In many cultures, priests must live a life of celibacy and asceticism. They are a source of spiritual guidance and a comfort for the souls of their community.


The priest must preach, announcing God’s word and urging his people to listen and obey. This is the chief work of all priests.

It demands all the spiritual, emotional, and mental energies of a priest. He must approach the proclamation of Scripture prayerfully, pleading for divine power to endow his words with life and effectiveness.

Lloyd-Jones longed to see God’s word change men at the core of their beings, not just on a superficial behavioral level. He wanted to see the vicious become peace-loving, the proud humble, and the greedy generous. Through a powerful, Christ-centered gospel sermon, he hoped to see the dead rise to new life and the living grow in Christlikeness. He strove to preach with “gravity and gladness” so that his people might be transformed.


For more than three thousand years, Sacred Liturgy has been at the heart of Christian worship. It is a visible celebration of God’s presence in the Church, and in Christ and the world. Its goal is not to provide a certain subjective experience for the participants but to offer them a way to honor God and to enter fully into his plan of salvation.

The word “liturgy” is derived from the Greek leitourgia, which means “public service.” In Christian tradition, it refers to divine worship and active charity.

The liturgy begins with the greeting, Kyrie eleison, and Scripture readings. Then the celebrant explains the Scripture readings in the homily. Following the homily, the congregation recites the Nicene Creed or the Apostles’ Creed. The Church then celebrates Communion.


The ordained priesthood and the vowed religious priesthood are lifelong commitments. It is a life of service to people at the most important moments of their lives – from baptisms and first Holy Communions to the Sacraments of Healing and Reconciliation.

Mourners often treasure the memories shared at a visitation and find comfort in knowing that their loved one is not forgotten.

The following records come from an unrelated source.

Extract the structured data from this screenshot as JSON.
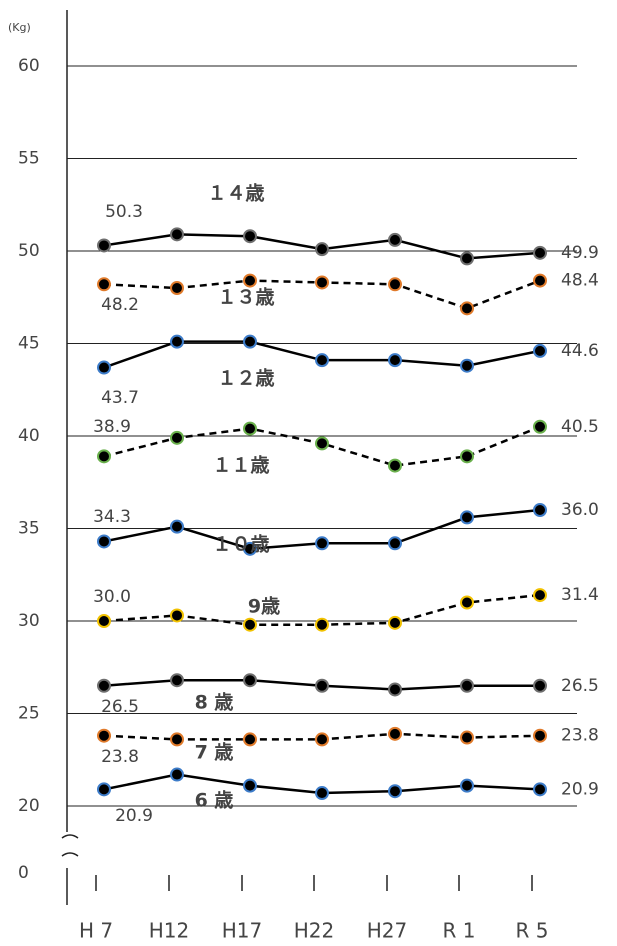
{
  "chart_data": {
    "type": "line",
    "y_label": "(Kg)",
    "categories": [
      "H 7",
      "H12",
      "H17",
      "H22",
      "H27",
      "R 1",
      "R 5"
    ],
    "ylim": [
      20,
      60
    ],
    "yticks": [
      0,
      20,
      25,
      30,
      35,
      40,
      45,
      50,
      55,
      60
    ],
    "axis_break": true,
    "grid": true,
    "series": [
      {
        "name": "１４歳",
        "color": "#6e6e6e",
        "dashed": false,
        "values": [
          50.3,
          50.9,
          50.8,
          50.1,
          50.6,
          49.6,
          49.9
        ],
        "value_labels": [
          "50.3",
          null,
          null,
          null,
          null,
          null,
          "49.9"
        ]
      },
      {
        "name": "１３歳",
        "color": "#e07a2a",
        "dashed": true,
        "values": [
          48.2,
          48.0,
          48.4,
          48.3,
          48.2,
          46.9,
          48.4
        ],
        "value_labels": [
          "48.2",
          null,
          null,
          null,
          null,
          null,
          "48.4"
        ]
      },
      {
        "name": "１２歳",
        "color": "#3d7cc9",
        "dashed": false,
        "values": [
          43.7,
          45.1,
          45.1,
          44.1,
          44.1,
          43.8,
          44.6
        ],
        "value_labels": [
          "43.7",
          null,
          null,
          null,
          null,
          null,
          "44.6"
        ]
      },
      {
        "name": "１１歳",
        "color": "#6ab04c",
        "dashed": true,
        "values": [
          38.9,
          39.9,
          40.4,
          39.6,
          38.4,
          38.9,
          40.5
        ],
        "value_labels": [
          "38.9",
          null,
          null,
          null,
          null,
          null,
          "40.5"
        ]
      },
      {
        "name": "１０歳",
        "color": "#3d7cc9",
        "dashed": false,
        "values": [
          34.3,
          35.1,
          33.9,
          34.2,
          34.2,
          35.6,
          36.0
        ],
        "value_labels": [
          "34.3",
          null,
          null,
          null,
          null,
          null,
          "36.0"
        ]
      },
      {
        "name": "9歳",
        "color": "#f2c200",
        "dashed": true,
        "values": [
          30.0,
          30.3,
          29.8,
          29.8,
          29.9,
          31.0,
          31.4
        ],
        "value_labels": [
          "30.0",
          null,
          null,
          null,
          null,
          null,
          "31.4"
        ]
      },
      {
        "name": "8 歳",
        "color": "#6e6e6e",
        "dashed": false,
        "values": [
          26.5,
          26.8,
          26.8,
          26.5,
          26.3,
          26.5,
          26.5
        ],
        "value_labels": [
          "26.5",
          null,
          null,
          null,
          null,
          null,
          "26.5"
        ]
      },
      {
        "name": "7 歳",
        "color": "#e07a2a",
        "dashed": true,
        "values": [
          23.8,
          23.6,
          23.6,
          23.6,
          23.9,
          23.7,
          23.8
        ],
        "value_labels": [
          "23.8",
          null,
          null,
          null,
          null,
          null,
          "23.8"
        ]
      },
      {
        "name": "6 歳",
        "color": "#3d7cc9",
        "dashed": false,
        "values": [
          20.9,
          21.7,
          21.1,
          20.7,
          20.8,
          21.1,
          20.9
        ],
        "value_labels": [
          "20.9",
          null,
          null,
          null,
          null,
          null,
          "20.9"
        ]
      }
    ]
  }
}
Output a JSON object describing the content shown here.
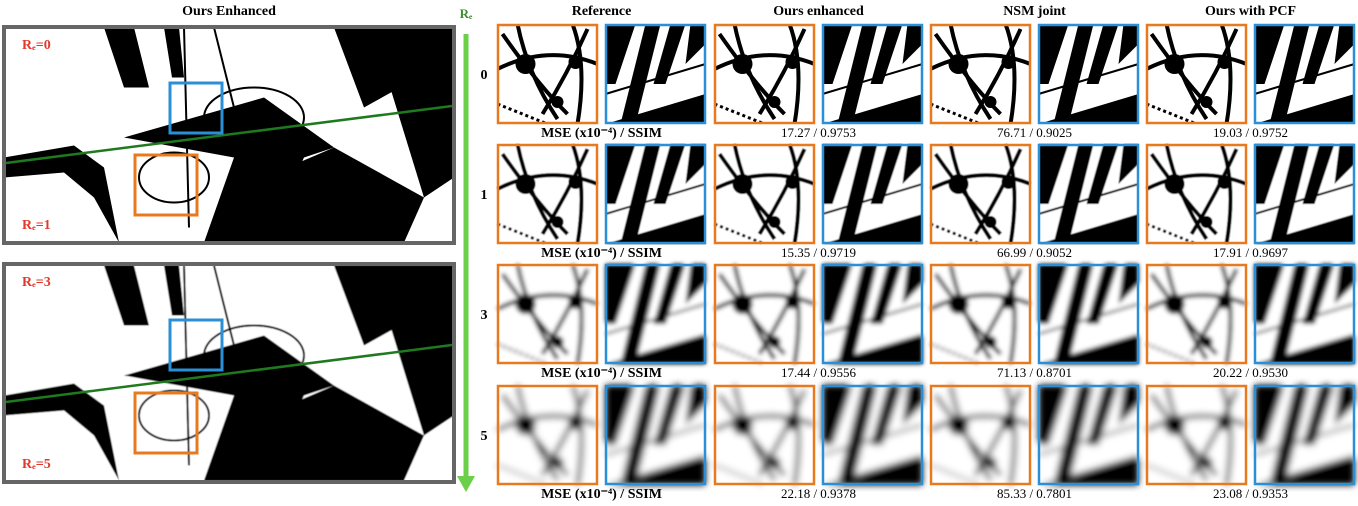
{
  "left_panel": {
    "title": "Ours Enhanced",
    "labels": [
      "Rₑ=0",
      "Rₑ=1",
      "Rₑ=3",
      "Rₑ=5"
    ]
  },
  "axis_label": "Rₑ",
  "columns": [
    "Reference",
    "Ours enhanced",
    "NSM joint",
    "Ours with PCF"
  ],
  "rows": [
    {
      "label": "0",
      "metric_label": "MSE (x10⁻⁴) / SSIM",
      "values": [
        "17.27 / 0.9753",
        "76.71 / 0.9025",
        "19.03 / 0.9752"
      ]
    },
    {
      "label": "1",
      "metric_label": "MSE (x10⁻⁴) / SSIM",
      "values": [
        "15.35 / 0.9719",
        "66.99 / 0.9052",
        "17.91 / 0.9697"
      ]
    },
    {
      "label": "3",
      "metric_label": "MSE (x10⁻⁴) / SSIM",
      "values": [
        "17.44 / 0.9556",
        "71.13 / 0.8701",
        "20.22 / 0.9530"
      ]
    },
    {
      "label": "5",
      "metric_label": "MSE (x10⁻⁴) / SSIM",
      "values": [
        "22.18 / 0.9378",
        "85.33 / 0.7801",
        "23.08 / 0.9353"
      ]
    }
  ]
}
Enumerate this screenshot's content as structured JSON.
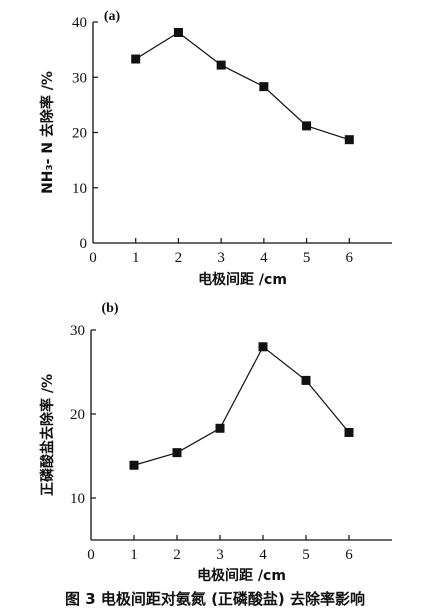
{
  "caption": "图 3   电极间距对氨氮 (正磷酸盐) 去除率影响",
  "chart_data": [
    {
      "type": "line",
      "panel_label": "(a)",
      "xlabel": "电极间距 /cm",
      "ylabel": "NH₃- N 去除率 /%",
      "x": [
        1,
        2,
        3,
        4,
        5,
        6
      ],
      "series": [
        {
          "values": [
            33.3,
            38.1,
            32.2,
            28.3,
            21.2,
            18.7
          ]
        }
      ],
      "xlim": [
        0,
        7
      ],
      "ylim": [
        0,
        40
      ],
      "xticks": [
        "0",
        "1",
        "2",
        "3",
        "4",
        "5",
        "6"
      ],
      "yticks": [
        "0",
        "10",
        "20",
        "30",
        "40"
      ],
      "grid": false,
      "marker": "square",
      "color": "#111111"
    },
    {
      "type": "line",
      "panel_label": "(b)",
      "xlabel": "电极间距 /cm",
      "ylabel": "正磷酸盐去除率 /%",
      "x": [
        1,
        2,
        3,
        4,
        5,
        6
      ],
      "series": [
        {
          "values": [
            13.9,
            15.4,
            18.3,
            28.0,
            24.0,
            17.8
          ]
        }
      ],
      "xlim": [
        0,
        7
      ],
      "ylim": [
        5,
        30
      ],
      "xticks": [
        "0",
        "1",
        "2",
        "3",
        "4",
        "5",
        "6"
      ],
      "yticks": [
        "10",
        "20",
        "30"
      ],
      "grid": false,
      "marker": "square",
      "color": "#111111"
    }
  ]
}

Mourners who turn away or choose not to attend a visitation can only add to the sense of emptiness and isolation that comes with death.

A cleric is a member of a religious community and serves as chaplain or pastor (Latin: parochial vicar) in a parish. A cleric may serve anywhere in the world where his community operates. He also takes on pastoral responsibilities for the members of his religious community, such as administration of church building grounds and offices.


Priests provide counseling and guidance to their flock. They help their congregants deal with issues ranging from divorce, the death of a loved one or other major life events to personal problems like drug addiction.

Becoming a priest is a years-long process that involves praying for guidance and studying. He must also fulfill the requirements of his church and denomination. This may include completing seminary and serving as a transitional deacon.

The ordained priesthood is a life of dedication and service to God and his people. It is a beautiful and uplifting life that offers many joys beyond measure. Priests are with people in some of their most significant moments, baptizing their children and celebrating their marriages. They also minister to those who are sick in hospitals and nursing homes.


Priests teach the principles and dogma of their faith. They also perform religious rituals and rites including blessing worshippers with joy at marriages, births, consecrations or reunions; and comforting mourners at funerals.

At ordination, a priest becomes In Persona Christi, wielding a sacred power referred to as sacra potestas. This is a profound change in the soul of a man, inscribed forever.

Those who serve as priests in religious communities live in community and take the vows of Poverty, Celibacy and Obedience. They may be sent to other parishes or apostolates within their religious order, or to other regions of the world. The American Pastors Network represents one of the major representative groups for the greater pastoral community and provides a large networking experience, information contacts and relevant news pieces.